Reputation: 33
I have this code:
def loop():
alphabet = string.digits + string.letters
for key in itertools.product(alphabet, repeat=6):
...
I am using 4 processes using this code:
if __name__ == '__main__':
jobs = []
for i in range(4):
p = multiprocessing.Process(target=loop)
jobs.append(p)
p.start()
Now.. this will just run the entire function 4 times, I need to somehow split the workload into 4 and run each process on its own, so in this case I need to split the characters I'm generating into 4 different parts.. for example:
Process 1 workload
100,101,102,103
Process 2 workload
104,105,106,107
Process 3 workload
108,109,110,111
Process 4 workload
112,113,114,115
I think you should understand what I want to do..
I tried looping through and just throwing away but it can get super slow when using a large length of characters.. If I had 1,000,000 lines and the processor name was 4, it will loop 750,000 times without doing anything and process the next 250,000, if the processor name was 3.. it would loop 500,000 times, process the next 250k and finish at 75000, so much wasted computing power though :/
Upvotes: 3
Views: 1825
Reputation: 47840
You need to divide the workload beforehand and pass it in to your function when you call Process
. Generally speaking, this can be a hard problem, but in your case it's pretty trivial since you're just generating cartesian products -- simply slice off the first character and attach it separately.

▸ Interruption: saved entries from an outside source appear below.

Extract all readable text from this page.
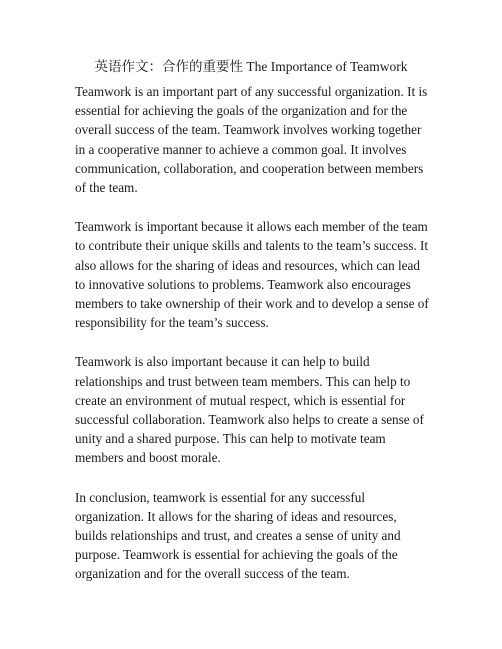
英语作文：合作的重要性 The Importance of Teamwork

Teamwork is an important part of any successful organization. It is essential for achieving the goals of the organization and for the overall success of the team. Teamwork involves working together in a cooperative manner to achieve a common goal. It involves communication, collaboration, and cooperation between members of the team.

Teamwork is important because it allows each member of the team to contribute their unique skills and talents to the team’s success. It also allows for the sharing of ideas and resources, which can lead to innovative solutions to problems. Teamwork also encourages members to take ownership of their work and to develop a sense of responsibility for the team’s success.

Teamwork is also important because it can help to build relationships and trust between team members. This can help to create an environment of mutual respect, which is essential for successful collaboration. Teamwork also helps to create a sense of unity and a shared purpose. This can help to motivate team members and boost morale.

In conclusion, teamwork is essential for any successful organization. It allows for the sharing of ideas and resources, builds relationships and trust, and creates a sense of unity and purpose. Teamwork is essential for achieving the goals of the organization and for the overall success of the team.
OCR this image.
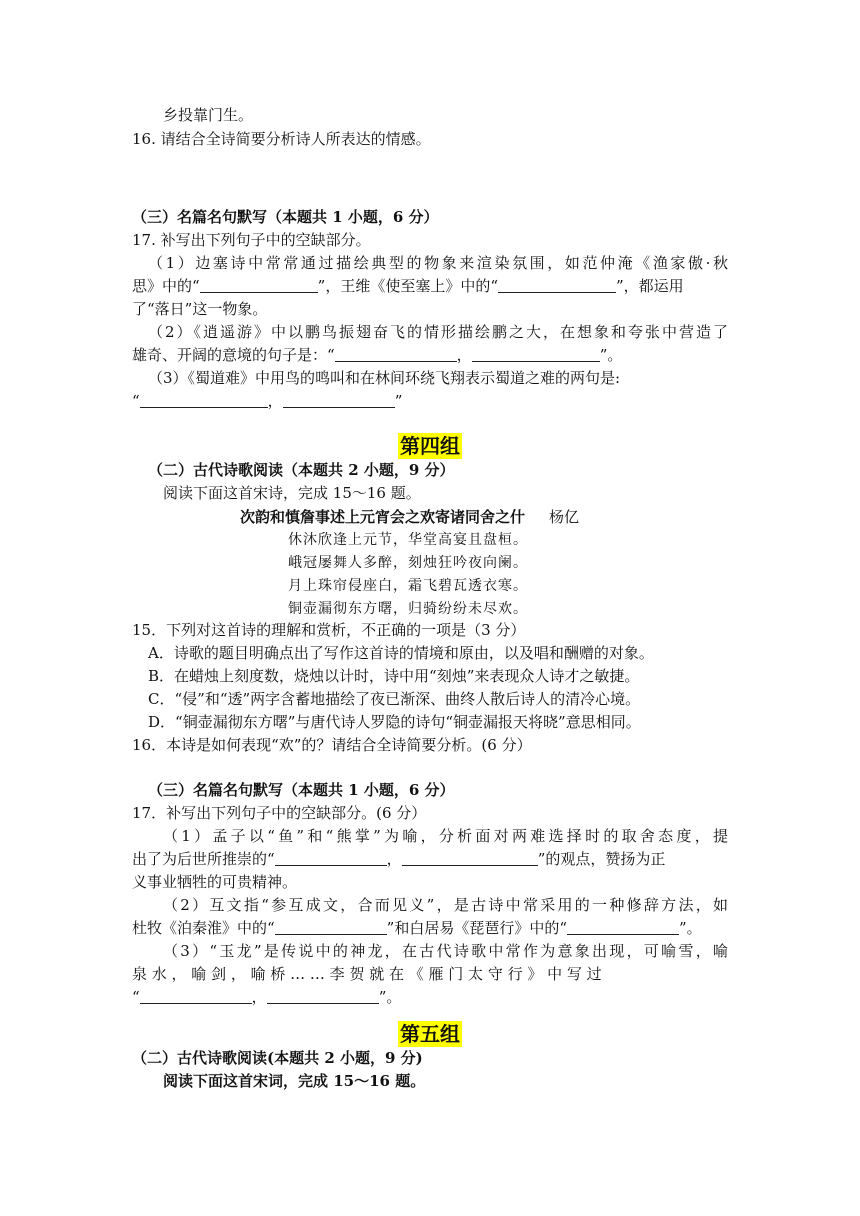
乡投靠门生。
16. 请结合全诗简要分析诗人所表达的情感。
（三）名篇名句默写（本题共 1 小题，6 分）
17. 补写出下列句子中的空缺部分。
（1）边塞诗中常常通过描绘典型的物象来渲染氛围，如范仲淹《渔家傲·秋
思》中的“	”，王维《使至塞上》中的“	”，都运用
了“落日”这一物象。
（2）《逍遥游》中以鹏鸟振翅奋飞的情形描绘鹏之大，在想象和夸张中营造了
雄奇、开阔的意境的句子是：“	，	”。
（3）《蜀道难》中用鸟的鸣叫和在林间环绕飞翔表示蜀道之难的两句是:
“	，	”
第四组
（二）古代诗歌阅读（本题共 2 小题，9 分）
阅读下面这首宋诗，完成 15～16 题。
次韵和慎詹事述上元宵会之欢寄诸同舍之什 杨亿
休沐欣逢上元节，华堂高宴且盘桓。
峨冠屡舞人多醉，刻烛狂吟夜向阑。
月上珠帘侵座白，霜飞碧瓦透衣寒。
铜壶漏彻东方曙，归骑纷纷未尽欢。
15．下列对这首诗的理解和赏析，不正确的一项是（3 分）
A．诗歌的题目明确点出了写作这首诗的情境和原由，以及唱和酬赠的对象。
B．在蜡烛上刻度数，烧烛以计时，诗中用“刻烛”来表现众人诗才之敏捷。
C．“侵”和“透”两字含蓄地描绘了夜已渐深、曲终人散后诗人的清冷心境。
D．“铜壶漏彻东方曙”与唐代诗人罗隐的诗句“铜壶漏报天将晓”意思相同。
16．本诗是如何表现“欢”的？请结合全诗简要分析。(6 分）
（三）名篇名句默写（本题共 1 小题，6 分）
17．补写出下列句子中的空缺部分。(6 分）
（1）孟子以“鱼”和“熊掌”为喻，分析面对两难选择时的取舍态度，提
出了为后世所推崇的“	，	”的观点，赞扬为正
义事业牺牲的可贵精神。
（2）互文指“参互成文，合而见义”，是古诗中常采用的一种修辞方法，如
杜牧《泊秦淮》中的“	”和白居易《琵琶行》中的“	”。
（3）“玉龙”是传说中的神龙，在古代诗歌中常作为意象出现，可喻雪，喻
泉 水 ， 喻 剑 ， 喻 桥 … … 李 贺 就 在 《 雁 门 太 守 行 》 中 写 过
“	，	”。
第五组
（二）古代诗歌阅读(本题共 2 小题，9 分)
阅读下面这首宋词，完成 15～16 题。
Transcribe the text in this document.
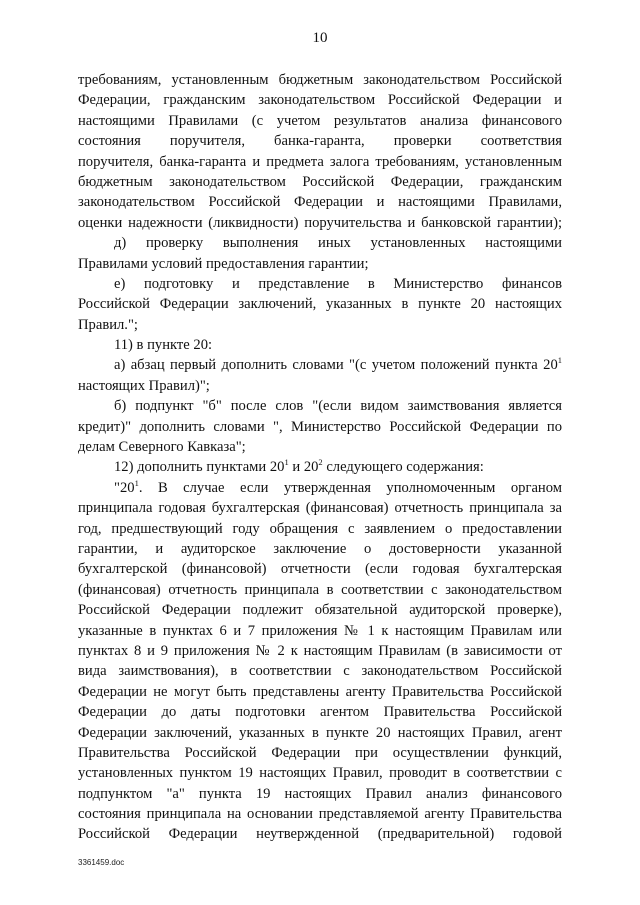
10
требованиям, установленным бюджетным законодательством Российской
Федерации, гражданским законодательством Российской Федерации и
настоящими Правилами (с учетом результатов анализа финансового
состояния поручителя, банка-гаранта, проверки соответствия
поручителя, банка-гаранта и предмета залога требованиям, установленным
бюджетным законодательством Российской Федерации, гражданским
законодательством Российской Федерации и настоящими Правилами,
оценки надежности (ликвидности) поручительства и банковской гарантии);
д) проверку выполнения иных установленных настоящими
Правилами условий предоставления гарантии;
е) подготовку и представление в Министерство финансов
Российской Федерации заключений, указанных в пункте 20 настоящих
Правил.";
11) в пункте 20:
а) абзац первый дополнить словами "(с учетом положений пункта $20^1$
настоящих Правил)";
б) подпункт "б" после слов "(если видом заимствования является
кредит)" дополнить словами ", Министерство Российской Федерации по
делам Северного Кавказа";
12) дополнить пунктами $20^1$ и $20^2$ следующего содержания:
"$20^1$. В случае если утвержденная уполномоченным органом
принципала годовая бухгалтерская (финансовая) отчетность принципала за
год, предшествующий году обращения с заявлением о предоставлении
гарантии, и аудиторское заключение о достоверности указанной
бухгалтерской (финансовой) отчетности (если годовая бухгалтерская
(финансовая) отчетность принципала в соответствии с законодательством
Российской Федерации подлежит обязательной аудиторской проверке),
указанные в пунктах 6 и 7 приложения № 1 к настоящим Правилам или
пунктах 8 и 9 приложения № 2 к настоящим Правилам (в зависимости от
вида заимствования), в соответствии с законодательством Российской
Федерации не могут быть представлены агенту Правительства Российской
Федерации до даты подготовки агентом Правительства Российской
Федерации заключений, указанных в пункте 20 настоящих Правил, агент
Правительства Российской Федерации при осуществлении функций,
установленных пунктом 19 настоящих Правил, проводит в соответствии с
подпунктом "а" пункта 19 настоящих Правил анализ финансового
состояния принципала на основании представляемой агенту Правительства
Российской Федерации неутвержденной (предварительной) годовой
3361459.doc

i.e. instead of generating repeat=6
, use repeat=5
and iterate through the possibilities for the first letter yourself, passing each to a separate process.
For example:
def loop(first, sequence):
for seq in sequence:
key = first + seq
....
and call it with:
alphabet = ...
for letter in alphabet:
p = Process(target=loop, args=(letter, itertools.product(alphabet, repeat=5))
# etc.
This will spawn one process per letter in your alphabet; you could do exactly four splits or other things like that by passing ranges for the first character, too.
Upvotes: 1
Reputation: 56720
It sounds like each task only requires a small amount of data, so try using multiprocessing.Pool
to create a pool of workers. It will start a pool of worker processes, and send a chunk of items to each worker. Use something like imap_unordered
to map all the input combinations to their results.
Upvotes: 0